You’re missing the basic idea behind composition. Let’s look just at the first step, $(g\circ h)(x)=g\big(h(x)\big)\;,$ where $g(x) = -5x^3$ and $h(x) = -4x^2+10$. The notation $g\big(h(x)\big)$ means that you’re going to use the output of $h$ as the input to $g$. You feed $x$ into $h$, and you $-4x^2+10$ as output. Now you feed that output into $g$:
$g\big(h(x)\big)=g\left(-4x^2+10\right)\;.$
What does $g$ do to its input?

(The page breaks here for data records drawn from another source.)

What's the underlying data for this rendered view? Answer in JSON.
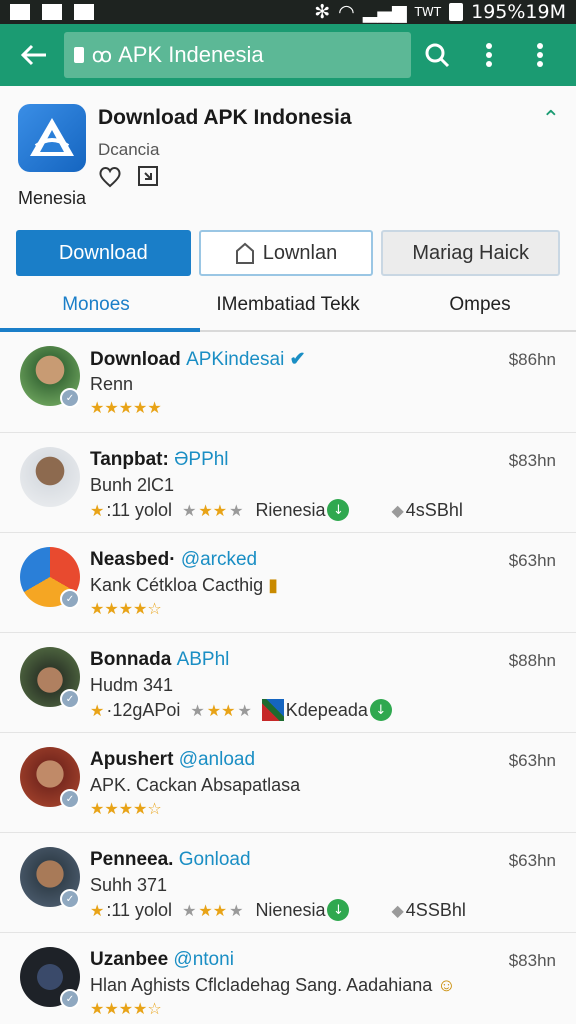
{
  "status": {
    "right_text": "195%19M",
    "network": "TWT"
  },
  "toolbar": {
    "url_text": "APK Indenesia"
  },
  "app": {
    "title": "Download APK Indonesia",
    "developer": "Dcancia",
    "note": "Menesia"
  },
  "buttons": {
    "download": "Download",
    "lownlan": "Lownlan",
    "mariag": "Mariag Haick"
  },
  "tabs": [
    "Monoes",
    "IMembatiad Tekk",
    "Ompes"
  ],
  "rows": [
    {
      "name": "Download ",
      "handle": "APKindesai",
      "sub": "Renn",
      "price": "$86hn"
    },
    {
      "name": "Tanpbat: ",
      "handle": "ƏPPhl",
      "sub": "Bunh 2lC1",
      "price": "$83hn",
      "rating_text": ":11 yolol",
      "tag": "Rienesia",
      "count": "4sSBhl"
    },
    {
      "name": "Neasbed· ",
      "handle": "@arcked",
      "sub": "Kank Cétkloa Cacthig",
      "price": "$63hn"
    },
    {
      "name": "Bonnada ",
      "handle": "ABPhl",
      "sub": "Hudm 341",
      "price": "$88hn",
      "rating_text": "·12gAPoi",
      "tag": "Kdepeada"
    },
    {
      "name": "Apushert ",
      "handle": "@anload",
      "sub": "APK. Cackan Absapatlasa",
      "price": "$63hn"
    },
    {
      "name": "Penneea. ",
      "handle": "Gonload",
      "sub": "Suhh 371",
      "price": "$63hn",
      "rating_text": ":11 yolol",
      "tag": "Nienesia",
      "count": "4SSBhl"
    },
    {
      "name": "Uzanbee ",
      "handle": "@ntoni",
      "sub": "Hlan Aghists Cflcladehag Sang. Aadahiana",
      "price": "$83hn"
    }
  ]
}
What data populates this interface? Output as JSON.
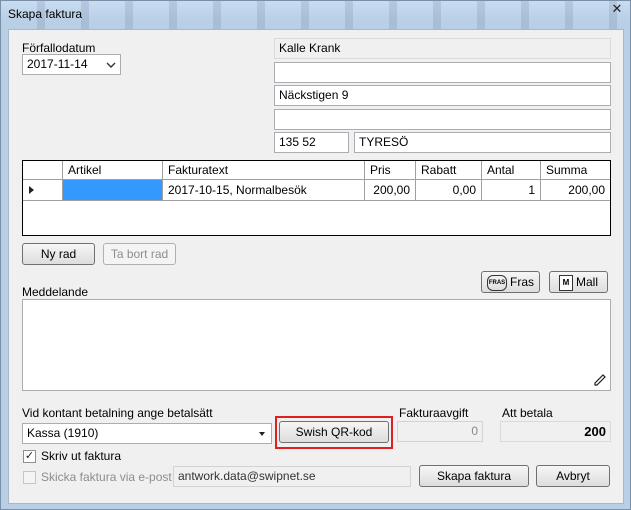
{
  "window": {
    "title": "Skapa faktura",
    "close_glyph": "✕"
  },
  "due_date": {
    "label": "Förfallodatum",
    "value": "2017-11-14"
  },
  "address": {
    "name": "Kalle Krank",
    "line2": "",
    "street": "Näckstigen 9",
    "line4": "",
    "zip": "135 52",
    "city": "TYRESÖ"
  },
  "grid": {
    "columns": [
      "Artikel",
      "Fakturatext",
      "Pris",
      "Rabatt",
      "Antal",
      "Summa"
    ],
    "rows": [
      {
        "artikel": "",
        "fakturatext": "2017-10-15, Normalbesök",
        "pris": "200,00",
        "rabatt": "0,00",
        "antal": "1",
        "summa": "200,00"
      }
    ]
  },
  "buttons": {
    "new_row": "Ny rad",
    "delete_row": "Ta bort rad",
    "fras": "Fras",
    "mall": "Mall",
    "swish": "Swish QR-kod",
    "create": "Skapa faktura",
    "cancel": "Avbryt"
  },
  "icons": {
    "fras_icon_text": "FRAS",
    "mall_icon_text": "M"
  },
  "message": {
    "label": "Meddelande",
    "value": ""
  },
  "payment": {
    "label": "Vid kontant betalning ange betalsätt",
    "value": "Kassa (1910)"
  },
  "fee": {
    "label": "Fakturaavgift",
    "value": "0"
  },
  "to_pay": {
    "label": "Att betala",
    "value": "200"
  },
  "print_invoice": {
    "label": "Skriv ut faktura",
    "checked": true
  },
  "email_invoice": {
    "label": "Skicka faktura via e-post",
    "checked": false,
    "email": "antwork.data@swipnet.se"
  },
  "colors": {
    "selection": "#3399ff",
    "highlight_border": "#e02020"
  }
}
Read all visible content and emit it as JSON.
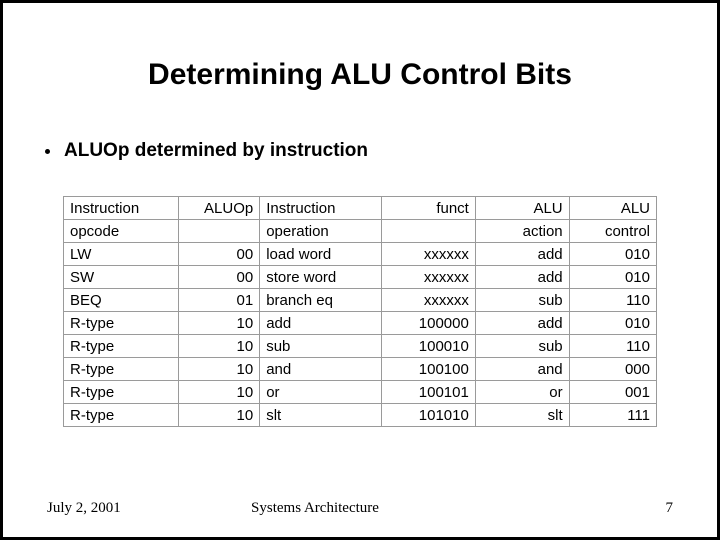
{
  "title": "Determining ALU Control Bits",
  "bullet": "ALUOp determined by instruction",
  "chart_data": {
    "type": "table",
    "headers": {
      "instr_a": "Instruction",
      "instr_b": "opcode",
      "aluop": "ALUOp",
      "op_a": "Instruction",
      "op_b": "operation",
      "funct": "funct",
      "action_a": "ALU",
      "action_b": "action",
      "ctrl_a": "ALU",
      "ctrl_b": "control"
    },
    "rows": [
      {
        "instr": "LW",
        "aluop": "00",
        "op": "load word",
        "funct": "xxxxxx",
        "action": "add",
        "ctrl": "010"
      },
      {
        "instr": "SW",
        "aluop": "00",
        "op": "store word",
        "funct": "xxxxxx",
        "action": "add",
        "ctrl": "010"
      },
      {
        "instr": "BEQ",
        "aluop": "01",
        "op": "branch eq",
        "funct": "xxxxxx",
        "action": "sub",
        "ctrl": "110"
      },
      {
        "instr": "R-type",
        "aluop": "10",
        "op": "add",
        "funct": "100000",
        "action": "add",
        "ctrl": "010"
      },
      {
        "instr": "R-type",
        "aluop": "10",
        "op": "sub",
        "funct": "100010",
        "action": "sub",
        "ctrl": "110"
      },
      {
        "instr": "R-type",
        "aluop": "10",
        "op": "and",
        "funct": "100100",
        "action": "and",
        "ctrl": "000"
      },
      {
        "instr": "R-type",
        "aluop": "10",
        "op": "or",
        "funct": "100101",
        "action": "or",
        "ctrl": "001"
      },
      {
        "instr": "R-type",
        "aluop": "10",
        "op": "slt",
        "funct": "101010",
        "action": "slt",
        "ctrl": "111"
      }
    ]
  },
  "footer": {
    "date": "July 2, 2001",
    "course": "Systems Architecture",
    "page": "7"
  }
}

When the input is simply $x$, it spits out $-5x^3$. In other words, it cubes the input and then multiplies it by $-5$. When the input is $-4x^2+1)$, it’s going to do the same thing: cube it, and then multiply by $-5$. Thus,
$g\big(h(x)\big)=g\left(-4x^2+10\right)=-5\left(-4x^2+10\right)^3\;.\tag{1}$
When you’re just starting to work with composition of functions it may help to introduce new variables temporarily. Here, for instance, I could let $u=-4x^2+10$. Then
$g\left(-4x^2+10\right)=g(u)\;,$
and it may be easier to see that $g(u)=-5u^3=-5\left(-4x^2+10\right)^3$ than to see it all in one go as in $(1)$.
Now we want to feed $g\big(h(x)\big)$ into $f$:
$f\left(g\big(h(x)\big)\right)=f\left(-5\left(-4x^2+10\right)^3\right)\;.$
Now $f(x)=\dfrac1{-10x}$: it multiplies its input by $-10$ and then takes the reciprocal of that. Thus,
$f\left(g\big(h(x)\big)\right)=f\left(-5\left(-4x^2+10\right)^3\right)=\frac1{-10\left(-5\left(-4x^2+10\right)^3\right)}\;,$
which can be simplified to
$\frac1{50\left(-4x^2+10\right)^3}\;.$
You can even pull out a factor of $2^3=8$ if you wish:
$\frac1{50\left(-4x^2+10\right)^3}=\frac1{400\left(-2x^2+5\right)}\;.$